Görz war zur Jahrhundertwende ein Sehnsuchtsort für Viele. Das „Nizza von Österreich“ lockte mit mildem Klima, gutem Essen und mondänem Flair. In Adelskreisen galt es als schick, hier einen Zweitwohnsitz zu haben. Jener der Familie Christalnigg befand sich im slowenischen Teil von Görz. Ein Teil des Eingangsportals ist das Einzige, was heute noch übrig ist. In der Villa Liebenwald verbrachten Lucy Christalnigg und ihr Mann viele Sommer.

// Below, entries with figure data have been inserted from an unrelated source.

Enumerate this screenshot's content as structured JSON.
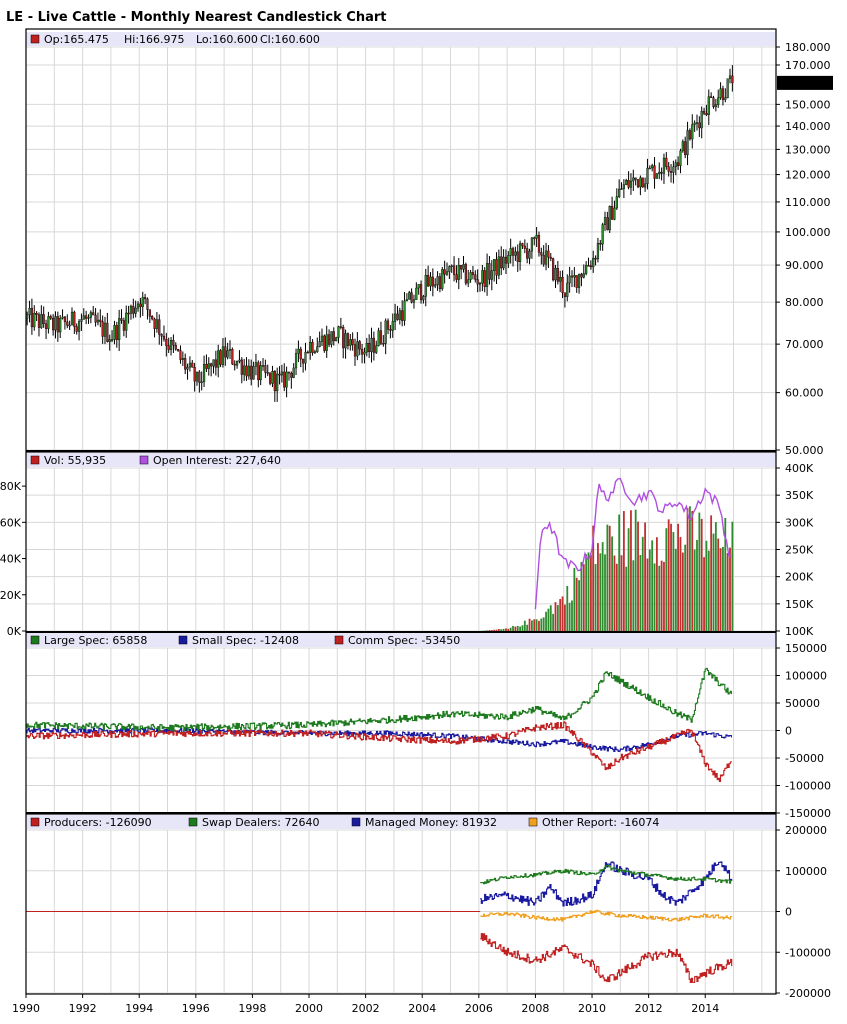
{
  "header": {
    "title": "LE - Live Cattle - Monthly Nearest Candlestick Chart"
  },
  "colors": {
    "up": "#2e8b2e",
    "down": "#b22222",
    "wick": "#000000",
    "grid": "#d8d8d8",
    "legend_bg": "#e6e6f8",
    "oi": "#b050e0",
    "vol_up": "#2e8b2e",
    "vol_down": "#c03030",
    "large": "#1e7a1e",
    "small": "#1a1aa0",
    "comm": "#c02020",
    "producers": "#c02020",
    "swap": "#1e7a1e",
    "managed": "#1a1aa0",
    "other": "#f0a020"
  },
  "chart_data": [
    {
      "type": "candlestick",
      "legend": {
        "open": "Op:165.475",
        "high": "Hi:166.975",
        "low": "Lo:160.600",
        "close": "Cl:160.600"
      },
      "last_price_label": "160.600",
      "y_ticks": [
        "180.000",
        "170.000",
        "150.000",
        "140.000",
        "130.000",
        "120.000",
        "110.000",
        "100.000",
        "90.000",
        "80.000",
        "70.000",
        "60.000",
        "50.000"
      ],
      "y_tick_values": [
        180,
        170,
        150,
        140,
        130,
        120,
        110,
        100,
        90,
        80,
        70,
        60,
        50
      ],
      "ylim": [
        50,
        180
      ],
      "log_scale": true,
      "grid": true,
      "anchors": {
        "year": [
          1990,
          1991,
          1992,
          1993,
          1994,
          1995,
          1996,
          1997,
          1998,
          1999,
          2000,
          2001,
          2002,
          2003,
          2004,
          2005,
          2006,
          2007,
          2008,
          2009,
          2010,
          2011,
          2012,
          2013,
          2014,
          2014.9
        ],
        "close": [
          76,
          74,
          76,
          72,
          81,
          70,
          62,
          68,
          64,
          62,
          70,
          72,
          68,
          76,
          84,
          88,
          86,
          92,
          96,
          83,
          92,
          115,
          121,
          126,
          150,
          160.6
        ]
      }
    },
    {
      "type": "bar+line",
      "legend": {
        "volume": "Vol: 55,935",
        "open_interest": "Open Interest: 227,640"
      },
      "left_ticks": [
        "80K",
        "60K",
        "40K",
        "20K",
        "0K"
      ],
      "left_tick_values": [
        80000,
        60000,
        40000,
        20000,
        0
      ],
      "right_ticks": [
        "400K",
        "350K",
        "300K",
        "250K",
        "200K",
        "150K",
        "100K"
      ],
      "right_tick_values": [
        400000,
        350000,
        300000,
        250000,
        200000,
        150000,
        100000
      ],
      "vol_anchors": {
        "year": [
          2006.0,
          2007.0,
          2008.0,
          2009.0,
          2009.6,
          2010.0,
          2011.0,
          2012.0,
          2013.0,
          2014.0,
          2014.9
        ],
        "value": [
          0,
          1500,
          8000,
          22000,
          42000,
          55000,
          62000,
          66000,
          64000,
          63000,
          56000
        ]
      },
      "oi_anchors": {
        "year": [
          2008.0,
          2008.2,
          2008.5,
          2009.0,
          2009.5,
          2010.0,
          2010.2,
          2010.5,
          2011.0,
          2011.5,
          2012.0,
          2012.5,
          2013.0,
          2013.5,
          2014.0,
          2014.5,
          2014.9
        ],
        "value": [
          140000,
          285000,
          300000,
          225000,
          215000,
          250000,
          365000,
          345000,
          375000,
          340000,
          355000,
          320000,
          340000,
          310000,
          360000,
          330000,
          227640
        ]
      }
    },
    {
      "type": "line",
      "legend": {
        "large": "Large Spec: 65858",
        "small": "Small Spec: -12408",
        "comm": "Comm Spec: -53450"
      },
      "y_ticks": [
        "150000",
        "100000",
        "50000",
        "0",
        "-50000",
        "-100000",
        "-150000"
      ],
      "y_tick_values": [
        150000,
        100000,
        50000,
        0,
        -50000,
        -100000,
        -150000
      ],
      "ylim": [
        -150000,
        150000
      ],
      "large_anchors": {
        "year": [
          1990,
          1995,
          2000,
          2003,
          2005,
          2007,
          2008,
          2009,
          2010,
          2010.5,
          2011,
          2012,
          2013,
          2013.5,
          2014,
          2014.9
        ],
        "value": [
          10000,
          5000,
          10000,
          20000,
          30000,
          25000,
          40000,
          20000,
          60000,
          105000,
          90000,
          60000,
          30000,
          20000,
          110000,
          65858
        ]
      },
      "small_anchors": {
        "year": [
          1990,
          1995,
          2000,
          2003,
          2005,
          2007,
          2008,
          2009,
          2010,
          2011,
          2012,
          2013,
          2014,
          2014.9
        ],
        "value": [
          0,
          0,
          -5000,
          -5000,
          -10000,
          -20000,
          -25000,
          -20000,
          -30000,
          -35000,
          -25000,
          -10000,
          -5000,
          -12408
        ]
      },
      "comm_anchors": {
        "year": [
          1990,
          1995,
          2000,
          2003,
          2005,
          2007,
          2008,
          2009,
          2010,
          2010.5,
          2011,
          2012,
          2013,
          2013.5,
          2014,
          2014.5,
          2014.9
        ],
        "value": [
          -10000,
          -5000,
          -5000,
          -15000,
          -20000,
          -10000,
          5000,
          10000,
          -40000,
          -70000,
          -50000,
          -30000,
          -10000,
          0,
          -60000,
          -90000,
          -53450
        ]
      }
    },
    {
      "type": "line",
      "legend": {
        "producers": "Producers: -126090",
        "swap": "Swap Dealers: 72640",
        "managed": "Managed Money: 81932",
        "other": "Other Report: -16074"
      },
      "y_ticks": [
        "200000",
        "100000",
        "0",
        "-100000",
        "-200000"
      ],
      "y_tick_values": [
        200000,
        100000,
        0,
        -100000,
        -200000
      ],
      "ylim": [
        -200000,
        200000
      ],
      "producers_anchors": {
        "year": [
          1990,
          2006.0,
          2006.05,
          2007,
          2008,
          2009,
          2010,
          2010.5,
          2011,
          2012,
          2013,
          2013.5,
          2014,
          2014.9
        ],
        "value": [
          0,
          0,
          -60000,
          -100000,
          -120000,
          -90000,
          -130000,
          -170000,
          -150000,
          -110000,
          -100000,
          -170000,
          -150000,
          -126090
        ]
      },
      "swap_anchors": {
        "year": [
          2006.05,
          2007,
          2008,
          2009,
          2010,
          2010.5,
          2011,
          2012,
          2013,
          2014,
          2014.9
        ],
        "value": [
          70000,
          85000,
          90000,
          100000,
          90000,
          110000,
          100000,
          90000,
          80000,
          80000,
          72640
        ]
      },
      "managed_anchors": {
        "year": [
          2006.05,
          2007,
          2008,
          2008.5,
          2009,
          2010,
          2010.5,
          2011,
          2012,
          2012.5,
          2013,
          2014,
          2014.5,
          2014.9
        ],
        "value": [
          30000,
          40000,
          20000,
          60000,
          20000,
          40000,
          120000,
          100000,
          80000,
          40000,
          20000,
          80000,
          130000,
          81932
        ]
      },
      "other_anchors": {
        "year": [
          2006.05,
          2007,
          2008,
          2009,
          2010,
          2011,
          2012,
          2013,
          2014,
          2014.9
        ],
        "value": [
          -10000,
          -5000,
          -15000,
          -20000,
          0,
          -10000,
          -15000,
          -20000,
          -10000,
          -16074
        ]
      }
    }
  ],
  "x_axis": {
    "labels": [
      "1990",
      "1992",
      "1994",
      "1996",
      "1998",
      "2000",
      "2002",
      "2004",
      "2006",
      "2008",
      "2010",
      "2012",
      "2014"
    ],
    "values": [
      1990,
      1992,
      1994,
      1996,
      1998,
      2000,
      2002,
      2004,
      2006,
      2008,
      2010,
      2012,
      2014
    ],
    "range": [
      1990,
      2016.5
    ]
  }
}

Wie das Leben hier damals, zu Beginn des Krieges, war und Details zum Tod von Lucy Christalnigg hat Nello Cristianini in seinem Buch „Der letzte Sommer“ dokumentiert - auf Italienisch, Deutsch, Slowenisch und Englisch.

SSC Lucy Christalnigg

ORF

Die Villa in Italien.

Ihrer Zeit voraus

Damit die Leser besser verstehen können, wie das Zusammenleben in dieser Stadt mit ihren vielen Völkern, Kulturen und Sprachen so war, sagt er. Denn Görz war eine Stadt, in der die Menschen schon damals so zusammenlebten wie es heute im vereinten Europa alltäglich ist. Auch Lucy Christalnigg war in vielen Dingen ihrer Zeit voraus. Als eine, die das Wohl der anderen vor ihr Eigenes stellte, soll sie - diesseits und jenseits der Grenze - in Erinnerung bleiben.